Sun | Oct 2, 2022

Worthy Park looking to double rum capacity

Published:Friday | August 19, 2022 | 12:12 AM
Kenyon Hemans/Photographer 
Some of the rums bottled by Worthy Park Estate.
Kenyon Hemans/Photographer Some of the rums bottled by Worthy Park Estate.

Sugar and spirits company Worthy Park Estates Limited is adding a third rum bottling line that will double its capacity to about 2,000 cases per day, later this year.

The maker of Rumbar and Worthy Park rums said the investment being made was modest, but declined to state the amount.

“We can do 1,000 cases a day and we expect to double that,” said Managing Director Gordon Clarke.

The two bottling lines now in operation at the company’s Lluidas Vale, St Catherine factory are close to full capacity. Due to demand, the company grew its rum staff by about one-third since this year and implemented an additional work shift on Saturdays.

Clarke said that sales were flat initially at the start of the pandemic, then rose by 25 per cent in 2021 and are now trending at around 63 per cent and rising.

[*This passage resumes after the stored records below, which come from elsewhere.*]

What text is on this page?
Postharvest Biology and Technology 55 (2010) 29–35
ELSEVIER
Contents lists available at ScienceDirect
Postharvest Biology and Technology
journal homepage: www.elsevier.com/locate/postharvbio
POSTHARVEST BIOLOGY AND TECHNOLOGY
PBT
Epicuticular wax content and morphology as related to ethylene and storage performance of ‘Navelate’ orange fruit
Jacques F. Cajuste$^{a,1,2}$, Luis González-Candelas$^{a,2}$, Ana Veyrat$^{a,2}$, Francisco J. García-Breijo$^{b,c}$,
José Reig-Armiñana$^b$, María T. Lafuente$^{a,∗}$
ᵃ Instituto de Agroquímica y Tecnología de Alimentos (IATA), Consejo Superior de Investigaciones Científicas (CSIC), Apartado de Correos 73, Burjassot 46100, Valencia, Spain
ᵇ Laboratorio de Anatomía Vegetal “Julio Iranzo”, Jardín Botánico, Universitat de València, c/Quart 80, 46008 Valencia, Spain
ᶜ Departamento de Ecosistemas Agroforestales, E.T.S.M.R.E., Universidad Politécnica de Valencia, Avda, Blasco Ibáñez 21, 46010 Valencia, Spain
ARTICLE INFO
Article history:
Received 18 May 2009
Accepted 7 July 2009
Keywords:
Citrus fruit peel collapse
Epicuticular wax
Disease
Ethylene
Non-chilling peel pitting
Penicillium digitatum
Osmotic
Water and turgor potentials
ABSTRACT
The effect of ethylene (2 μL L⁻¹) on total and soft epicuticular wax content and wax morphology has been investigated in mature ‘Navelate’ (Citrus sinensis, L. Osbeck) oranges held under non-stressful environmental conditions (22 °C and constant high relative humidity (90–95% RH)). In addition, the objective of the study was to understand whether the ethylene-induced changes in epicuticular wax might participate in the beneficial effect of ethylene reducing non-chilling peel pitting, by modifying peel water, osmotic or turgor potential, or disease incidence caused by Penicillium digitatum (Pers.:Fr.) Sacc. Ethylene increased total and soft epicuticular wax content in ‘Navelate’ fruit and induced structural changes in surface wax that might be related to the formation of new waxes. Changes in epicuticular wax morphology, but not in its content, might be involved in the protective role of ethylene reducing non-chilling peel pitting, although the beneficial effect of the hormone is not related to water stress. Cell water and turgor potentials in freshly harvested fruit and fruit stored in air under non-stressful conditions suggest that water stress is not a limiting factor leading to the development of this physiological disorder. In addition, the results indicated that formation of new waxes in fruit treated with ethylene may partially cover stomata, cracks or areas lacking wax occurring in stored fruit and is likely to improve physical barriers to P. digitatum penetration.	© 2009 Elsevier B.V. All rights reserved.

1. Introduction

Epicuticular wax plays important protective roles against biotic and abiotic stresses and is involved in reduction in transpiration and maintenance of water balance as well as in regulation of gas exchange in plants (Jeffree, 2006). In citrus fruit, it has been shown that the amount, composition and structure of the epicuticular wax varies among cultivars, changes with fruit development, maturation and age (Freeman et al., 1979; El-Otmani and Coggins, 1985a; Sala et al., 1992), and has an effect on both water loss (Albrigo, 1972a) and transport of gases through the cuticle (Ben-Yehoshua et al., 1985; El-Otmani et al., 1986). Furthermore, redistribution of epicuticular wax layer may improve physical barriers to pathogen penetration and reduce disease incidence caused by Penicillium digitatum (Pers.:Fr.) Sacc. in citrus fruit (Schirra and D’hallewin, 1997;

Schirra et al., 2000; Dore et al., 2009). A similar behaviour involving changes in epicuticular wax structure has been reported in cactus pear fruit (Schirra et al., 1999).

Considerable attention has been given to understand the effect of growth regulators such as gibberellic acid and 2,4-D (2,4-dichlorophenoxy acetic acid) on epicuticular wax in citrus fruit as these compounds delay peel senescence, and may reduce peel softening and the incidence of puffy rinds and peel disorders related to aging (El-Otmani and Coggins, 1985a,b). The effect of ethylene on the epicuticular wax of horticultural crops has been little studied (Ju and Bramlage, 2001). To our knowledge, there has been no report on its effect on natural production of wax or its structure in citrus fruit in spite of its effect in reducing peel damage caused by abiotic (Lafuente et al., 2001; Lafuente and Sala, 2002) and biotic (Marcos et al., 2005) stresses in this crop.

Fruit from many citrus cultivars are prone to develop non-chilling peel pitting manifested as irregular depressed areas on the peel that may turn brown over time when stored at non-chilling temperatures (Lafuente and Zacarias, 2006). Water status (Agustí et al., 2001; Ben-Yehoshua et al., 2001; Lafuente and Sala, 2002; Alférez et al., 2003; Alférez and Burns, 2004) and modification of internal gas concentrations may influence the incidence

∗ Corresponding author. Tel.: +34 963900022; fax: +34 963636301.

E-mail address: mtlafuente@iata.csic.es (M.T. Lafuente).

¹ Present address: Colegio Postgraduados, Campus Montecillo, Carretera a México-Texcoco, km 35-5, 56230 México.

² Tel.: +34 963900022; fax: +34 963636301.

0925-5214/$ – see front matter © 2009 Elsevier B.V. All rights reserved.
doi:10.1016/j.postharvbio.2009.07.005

The company theorises that it’s sales might have benefited from logistical problems that had beset its rivals.

“It might have to do with supply chain issues for the other rum players,” Clarke said during a media tour of the Worthy Park complex on Tuesday.

The higher demand led to increased production of rum, which in turn had required more sugar cane.

Worthy Park utilises close to 4,000 acres of the 10,000-acre estate for the cultivation of sugar cane, the company told the Financial Gleaner. It recently leased an additional 2,400 acres of farmlands that lie outside its three-century-old estate.

Worthy Park trades in sugar and rum. It has six main rum products, namely Worthy Park Select, Worthy Park Single Estate Reserve, Worthy Park Rum Cream, RumBar Rum Cream, RumBar Gold and RumBar Silver.

The estate founded in 1670 has been in the Clarke family for a century.

Its sugar operation employs 750 workers, while the rum operation employs 60.

Worthy Park started making rum from 1741 according to historical records, which describe it as the first distillery in the island to make the product. In the middle of the 20th century, there was an overproduction in rum from Jamaica, which resulted in the producers and the regulatory body the Spirits Pool deciding to cease production at most estates including Worthy Park to reduce the supply.

In 2005, Worthy Park invested in a new distillery and bottling plant and returned to making rum. Its first branded product was Rumbar white overproof rum, which was launched in 2007.

The company in recent years introduced a 12-year-old aged rum, and now: “We have 17-year-old rum and ageing,” Clarke said.